The first man tells you his business will bring numerous jobs, more than his opponents, to the area.  Many young women will be offered high paying positions as strippers in his establishment.  He promises tight security, increased public interaction, and that his business will support many community activities.

The second man quickly interjects with his proposal.  His business would admittedly not provide as many jobs but have much less liability through its entertainment options.  His adult book/video/novelty store would bring in higher revenue due to their website and online options.

You are handed the clipboard with two columns, one for each business option.  In one of the columns you must write your full name and address, checking the box to cast your vote for the business you would prefer.  Your decision will be made known to the city council as well as your neighbors.  Which do you vote for?

The reasonable answer would be to not vote for either.  You are under no obligation to be a part of allowing either sinful business into your neighborhood.  Of course, your refusal to vote for neither does not mean that one will not set up residence.  In fact, you know your neighbors well enough that you are certain at least some of them will cast a vote.

If the answer to this scenario is so simple, why then do so many well-intentioned believers feel that when they vote anywhere else they MUST vote for the "lesser of two evils".  They insist that voting for one candidate is a right that many have fought for, died, and still defend to this day.  You are almost seen as un-patriotic...and sometimes unChristian...for not casting a vote.  But not casting a vote is a right secured in the same manner as the right to cast a vote.

It's another issue altogether to take an apathetic stance towards voting.  "My vote doesn't matter anyway", "I don't really care", etc. are some of the basic responses of apathetic voters.  But refusing to vote does not always mean one is apathetic.  If they decide not to vote because they have researched and found no candidate that meets the criteria for that office, then their vote is in fact a vote of "No Confidence".  

"But if you don't vote then there is a better chance for the more ungodly candidate to step into office".  

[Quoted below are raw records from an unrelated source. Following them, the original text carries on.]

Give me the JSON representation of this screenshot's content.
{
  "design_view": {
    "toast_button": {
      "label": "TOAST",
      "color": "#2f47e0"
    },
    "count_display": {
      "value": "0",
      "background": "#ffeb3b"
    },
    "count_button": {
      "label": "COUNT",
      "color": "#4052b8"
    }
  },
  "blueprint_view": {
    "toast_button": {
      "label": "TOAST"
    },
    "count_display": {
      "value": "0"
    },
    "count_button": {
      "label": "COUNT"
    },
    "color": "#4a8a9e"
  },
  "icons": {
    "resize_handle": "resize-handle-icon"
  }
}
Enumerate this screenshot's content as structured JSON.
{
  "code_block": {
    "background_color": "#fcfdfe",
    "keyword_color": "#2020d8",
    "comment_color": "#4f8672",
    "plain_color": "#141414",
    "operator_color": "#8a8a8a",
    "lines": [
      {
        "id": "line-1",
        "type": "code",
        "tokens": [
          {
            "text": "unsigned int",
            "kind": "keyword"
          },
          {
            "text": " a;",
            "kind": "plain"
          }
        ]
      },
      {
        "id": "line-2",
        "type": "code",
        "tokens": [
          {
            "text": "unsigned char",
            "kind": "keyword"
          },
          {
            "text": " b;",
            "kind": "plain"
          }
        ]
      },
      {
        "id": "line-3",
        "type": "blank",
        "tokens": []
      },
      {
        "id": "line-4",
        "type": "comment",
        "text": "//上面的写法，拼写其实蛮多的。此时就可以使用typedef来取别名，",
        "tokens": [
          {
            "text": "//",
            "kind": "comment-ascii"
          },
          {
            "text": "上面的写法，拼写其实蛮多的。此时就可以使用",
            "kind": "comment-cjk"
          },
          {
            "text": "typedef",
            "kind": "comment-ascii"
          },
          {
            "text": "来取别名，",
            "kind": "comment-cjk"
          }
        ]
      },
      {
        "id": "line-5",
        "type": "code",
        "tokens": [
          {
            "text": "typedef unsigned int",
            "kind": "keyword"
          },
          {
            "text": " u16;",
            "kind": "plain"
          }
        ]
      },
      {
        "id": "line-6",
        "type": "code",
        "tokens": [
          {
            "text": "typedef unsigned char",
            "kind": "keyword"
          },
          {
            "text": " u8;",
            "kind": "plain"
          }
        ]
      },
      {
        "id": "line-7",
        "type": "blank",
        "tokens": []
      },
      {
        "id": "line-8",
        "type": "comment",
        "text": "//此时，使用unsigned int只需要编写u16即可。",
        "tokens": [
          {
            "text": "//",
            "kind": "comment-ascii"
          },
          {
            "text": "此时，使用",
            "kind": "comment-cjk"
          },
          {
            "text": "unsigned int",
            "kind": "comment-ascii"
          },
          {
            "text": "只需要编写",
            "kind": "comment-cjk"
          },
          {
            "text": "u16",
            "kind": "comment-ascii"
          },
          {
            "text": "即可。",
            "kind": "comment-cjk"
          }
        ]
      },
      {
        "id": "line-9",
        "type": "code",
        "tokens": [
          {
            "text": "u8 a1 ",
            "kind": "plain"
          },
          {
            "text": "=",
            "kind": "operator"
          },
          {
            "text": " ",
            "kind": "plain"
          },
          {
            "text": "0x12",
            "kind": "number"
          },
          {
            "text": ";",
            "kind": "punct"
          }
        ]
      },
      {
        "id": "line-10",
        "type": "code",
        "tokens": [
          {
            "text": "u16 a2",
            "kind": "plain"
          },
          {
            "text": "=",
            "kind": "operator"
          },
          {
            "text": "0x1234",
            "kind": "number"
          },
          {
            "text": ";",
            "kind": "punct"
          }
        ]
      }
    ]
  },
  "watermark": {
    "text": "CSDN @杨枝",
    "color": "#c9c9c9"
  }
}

That is true...but not voting for either sends two messages:

1) There were no candidates qualified for the position which in turn tells those who supported the candidates to support and nominate more qualified candidates the next time around.

2) You are more concerned with qualification and following the majority of the group with which you are most closely affiliated.

Shall we simply be as the Israelites in 1 Samuel who cried out for a king to lead them with no regard for God's standard of ruling?  While I agree with others that we are not electing a Pastor or Bible teacher, we are electing someone who must know where justice originates and acknowledges the Highest Authority.  To elect anyone who does not is to elect someone whose basis for morals, ethics, and practice are borrowed from the Christian worldview (as any good presuppositionist knows) but are not rooted in the firm foundation of Scripture.  Such a view can easily be swayed, moved, or altered as the newly elected official's position evolves while in office.

Voting for the lesser of two evils is not only a fallacious position but it simply ignores the third option of giving a vote of no confidence by refusing to support either evil.  Evil does not need our vote, we allow it in power each time we settle on one of its softer supporters.

Thanks for stopping by!

Serving the Sovereign Savior,
Adam

2 comments:

  1. I agree. It was hard for me at first during this election cycle to decide not to vote. In fact, I was planning to vote for the "lesser of two evils". After much consideration of what it means to be a Christian and follow God's Word, I have decided that I can't in all good conscience do that. I must please God, not man. Politics will not change our country. Only people changed by God through salvation will change the USA.